I agree with 2.1 (positional read and non-positional can run concurrently), and 2.2 (Two or more positional reads can run concurrently.)
2.3 seems both too strict and too loose at the same time, if that makes any sense. Too strict, because it talks about some internal details of HDFS (a file's length will not change if lastBlock is complete). When using a POSIX filesystem like Ceph or Lustre, a file's length can change at any time. We should try to accommodate the existence of those systems, even though we don't plan on adding random write support to the HCFS. Others may modify the files we're reading from outside of Hadoop. This problem exists with LocalFileSystem as well, of course.
2.3 is too loose because it doesn't specify HOW getFileLength interacts with read, pread, and other calls.

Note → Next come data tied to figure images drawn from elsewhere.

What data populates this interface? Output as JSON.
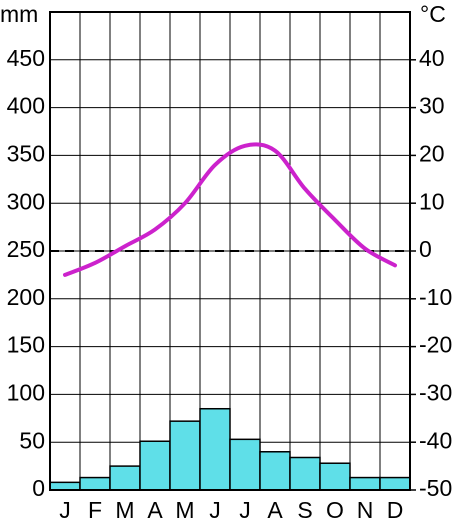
{
  "chart_data": {
    "type": "combo",
    "y_label": "mm",
    "y2_label": "°C",
    "categories": [
      "J",
      "F",
      "M",
      "A",
      "M",
      "J",
      "J",
      "A",
      "S",
      "O",
      "N",
      "D"
    ],
    "series": [
      {
        "type": "bar",
        "color": "#5fdfe8",
        "values": [
          8,
          13,
          25,
          51,
          72,
          85,
          53,
          40,
          34,
          28,
          13,
          13
        ]
      },
      {
        "type": "line",
        "axis": "y2",
        "color": "#cc22cc",
        "values": [
          -5,
          -2.5,
          1,
          4.5,
          10,
          18,
          22,
          21,
          13,
          6.5,
          0.5,
          -3
        ]
      }
    ],
    "ylim": [
      0,
      500
    ],
    "yticks": [
      0,
      50,
      100,
      150,
      200,
      250,
      300,
      350,
      400,
      450
    ],
    "y2lim": [
      -50,
      50
    ],
    "y2ticks": [
      -50,
      -40,
      -30,
      -20,
      -10,
      0,
      10,
      20,
      30,
      40
    ],
    "reference_lines": [
      {
        "axis": "y2",
        "value": 0,
        "style": "dashed"
      }
    ],
    "grid": true
  }
}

If we are using the new HDFS-6633 feature (HDFS tail) and new data is coming in, does getFileLength return that new length all the time? Or does it keep returning the old length? Can getFileLength run concurrently with any other functions?
I would argue that getFileLength should be able to run concurrently with read and pread. I would also argue that it should be allowed to change over time, and even get shorter. (Of course it will never get shorter in the specific case of HDFS, but for LocalFileSystem... it can.) For HDFS, getFileLength should be able to return the last known file length without blocking or waiting for anything-- i.e. check an AtomicLong or take a mutex on something smaller than the whole stream.

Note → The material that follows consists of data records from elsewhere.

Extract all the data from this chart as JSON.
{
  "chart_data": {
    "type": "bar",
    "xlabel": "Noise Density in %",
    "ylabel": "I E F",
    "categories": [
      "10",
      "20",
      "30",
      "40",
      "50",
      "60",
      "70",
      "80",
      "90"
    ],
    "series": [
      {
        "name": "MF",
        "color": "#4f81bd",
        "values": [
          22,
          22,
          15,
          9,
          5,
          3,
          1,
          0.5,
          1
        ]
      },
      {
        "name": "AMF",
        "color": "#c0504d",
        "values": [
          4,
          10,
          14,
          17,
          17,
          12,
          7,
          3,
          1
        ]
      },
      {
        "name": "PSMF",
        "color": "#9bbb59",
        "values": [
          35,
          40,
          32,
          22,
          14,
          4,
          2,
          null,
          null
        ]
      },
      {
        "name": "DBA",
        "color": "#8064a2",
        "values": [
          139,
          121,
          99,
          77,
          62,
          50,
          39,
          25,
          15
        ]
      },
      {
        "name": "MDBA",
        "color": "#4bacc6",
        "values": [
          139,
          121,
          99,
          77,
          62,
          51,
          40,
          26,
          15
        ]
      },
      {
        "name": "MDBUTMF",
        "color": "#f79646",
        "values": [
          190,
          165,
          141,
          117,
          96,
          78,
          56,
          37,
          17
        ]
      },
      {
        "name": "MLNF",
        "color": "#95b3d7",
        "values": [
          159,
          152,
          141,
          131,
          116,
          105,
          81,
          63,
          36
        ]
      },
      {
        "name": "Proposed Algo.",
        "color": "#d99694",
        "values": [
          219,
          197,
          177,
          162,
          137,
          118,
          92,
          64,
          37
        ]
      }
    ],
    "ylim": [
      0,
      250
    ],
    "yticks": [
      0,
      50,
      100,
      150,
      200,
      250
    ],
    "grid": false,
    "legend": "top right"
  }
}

Also, it would be nice to add a section specifying that when we do two non-positional reads at the same time, they may wait for each other to complete before proceeding. And getPos, seek, and skip may wait for non-positional reads to complete before running.
Basically, what this looks like is grouping the functions into two sets:
Group P: read, getPos, seek, skip, zero-copy read, releaseBuffer
Group N: pread, getFileLength, setReadahead, setDropBehind, getReadStatistics
Functions in group P can all block each other (probably they grab the same mutex, although this isn't guaranteed).
Functions in group N do not ever block each other or functions in group P for a long time (although they may take a mutex or two for a very short amount of time, it's not the same mutex as for group P, and they don't hang on to it while doing I/O.)